4.2 Summary statistics
Below are some other useful methods for a vector or list of numbers:
Operator | Description |
---|---|
min(x) |
returns minimum value in list or vector |
max(x) |
returns the maximum value in list or vector |
sum(x) |
returns the total sum of a numeric list or vector |
mean(x) |
returns the mean value of list or vector |
sd(x) |
returns the standard deviation of list or vector |
summary(x) |
returns basic statistic summary of vector |
which.min(x) |
returns the position of the list or vector with the minimum value |
which.max(x) |
returns the position of the list or vector with the maximum value |
range(data) |
returns the minimum and maximum range of a list/vector |
duplicated() |
provides a vector of logicals indicating which elements of a vector have already been seen in that vector. In other words, the first time a value is seen it will return FALSE, and then if it occurs again it will return TRUE) |
unique() |
provides a non-redundant list of all values in a vector; any duplicated values will be output only |
We will use some of these functions to explore our temperature data, let’s look at the temperature from year 1996:
Examples:
temp <- minTemp$X1996
# Find various statistical summaries of that test data. The semicolon
# separates commands on the same line.
min(temp)
max(temp)
mean(temp)
sd(temp)
range(temp)
## [1] 1.9
## [1] 25.9
## [1] 15.40874
## [1] 5.157272
## [1] 1.9 25.9
There is very handy function, summary()
that returns the descriptive summary statitics for you given a vector of numbers:
summary(temp)
## Min. 1st Qu. Median Mean 3rd Qu. Max.
## 1.90 11.70 16.25 15.41 19.10 25.90
# Find the position of the minimum and maximum values
which.min(temp)
which.max(temp)
## [1] 200
## [1] 32
head(duplicated(temp)) # only show the first 6 elements
length(unique(temp)) # number of unique values in `temp`
## [1] FALSE FALSE FALSE FALSE FALSE FALSE
## [1] 171
4.2.1 Two-dimensional datasets
While the above can be used on matrices and data frames, the answer will always be a single number. There are times when you have a table of numbers and only want to operate on the rows or columns.
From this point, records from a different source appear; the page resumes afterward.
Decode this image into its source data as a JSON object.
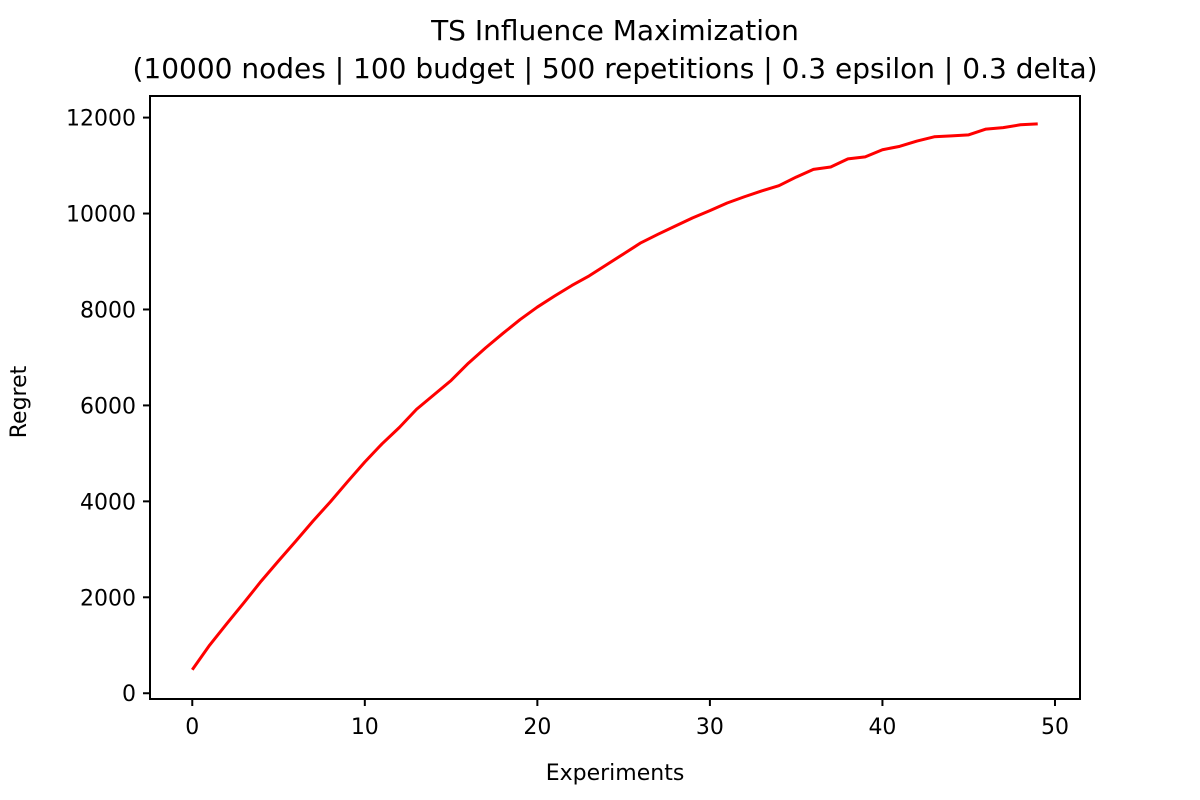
{
  "chart_data": {
    "type": "line",
    "title": "TS Influence Maximization",
    "subtitle": "(10000 nodes | 100 budget | 500 repetitions | 0.3 epsilon | 0.3 delta)",
    "xlabel": "Experiments",
    "ylabel": "Regret",
    "xlim": [
      -2.45,
      51.45
    ],
    "ylim": [
      -120,
      12450
    ],
    "xticks": [
      0,
      10,
      20,
      30,
      40,
      50
    ],
    "yticks": [
      0,
      2000,
      4000,
      6000,
      8000,
      10000,
      12000
    ],
    "grid": false,
    "series": [
      {
        "color": "#ff0000",
        "x": [
          0,
          1,
          2,
          3,
          4,
          5,
          6,
          7,
          8,
          9,
          10,
          11,
          12,
          13,
          14,
          15,
          16,
          17,
          18,
          19,
          20,
          21,
          22,
          23,
          24,
          25,
          26,
          27,
          28,
          29,
          30,
          31,
          32,
          33,
          34,
          35,
          36,
          37,
          38,
          39,
          40,
          41,
          42,
          43,
          44,
          45,
          46,
          47,
          48,
          49
        ],
        "values": [
          490,
          1000,
          1450,
          1890,
          2340,
          2760,
          3170,
          3590,
          3990,
          4410,
          4820,
          5200,
          5540,
          5920,
          6220,
          6520,
          6880,
          7200,
          7500,
          7790,
          8050,
          8280,
          8500,
          8700,
          8930,
          9160,
          9390,
          9570,
          9740,
          9910,
          10060,
          10220,
          10350,
          10470,
          10580,
          10760,
          10920,
          10970,
          11140,
          11180,
          11330,
          11400,
          11510,
          11600,
          11620,
          11640,
          11760,
          11790,
          11850,
          11870
        ]
      }
    ]
  }
}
This can be done using the following operations:
Operator | Description |
---|---|
colSums(x) |
sum of column values |
rowSums(x) |
sum of row values |
colMeans(x) |
mean of column values |
rowMeans(x) |
mean of row values |
This time instead of working on only one year, let’s work on all 69 years worth of data:
- What is the average temperature for each year?
- What is the average temperature for each day?
head(colMeans(minTemp))
head(rowMeans(minTemp))
## X1949 X1950 X1951 X1952 X1953 X1954
## NA NA NA 15.34098 NA NA
## Jan-1 Jan-2 Jan-3 Jan-4 Jan-5 Jan-6
## NA NA NA NA NA NA
Notice how there are alot of NAs being returned, this is because there are some missing values and R cannot calculate the mean when there are missing values. You can specify the parameter na.rm=T
to remove the missing valuese (NA) before calculating the mean:
head(colMeans(minTemp, na.rm=T))
## X1949 X1950 X1951 X1952 X1953 X1954
## 12.12783 15.35397 13.35623 15.34098 14.72247 15.82493
head(rowMeans(minTemp, na.rm=T))
## Jan-1 Jan-2 Jan-3 Jan-4 Jan-5 Jan-6
## 20.53676 20.65441 20.89118 20.79265 20.82941 20.72941
Unfortunately there is no colSd()
or rowSd()
equivalent to finding the standard deviation of the columns or rows of a matrix. We will see how to do this later in the workshop.
Summary statistics
-
Try the example codes above.
-
Try using
summary()
on the the variable minTemp, what do you get?
Challenge if you are ahead try the following:
-
What is the lowest ever temperature recorded by this station? Hint: Remember to remove NA values.
-
Using the
which()
function, can you find the row and column position of the lowest recorded temperature? (Hint: Look at the help documentation for thewhich()
function.)- Using the row and column what is the year, month and date of this lowest temperature?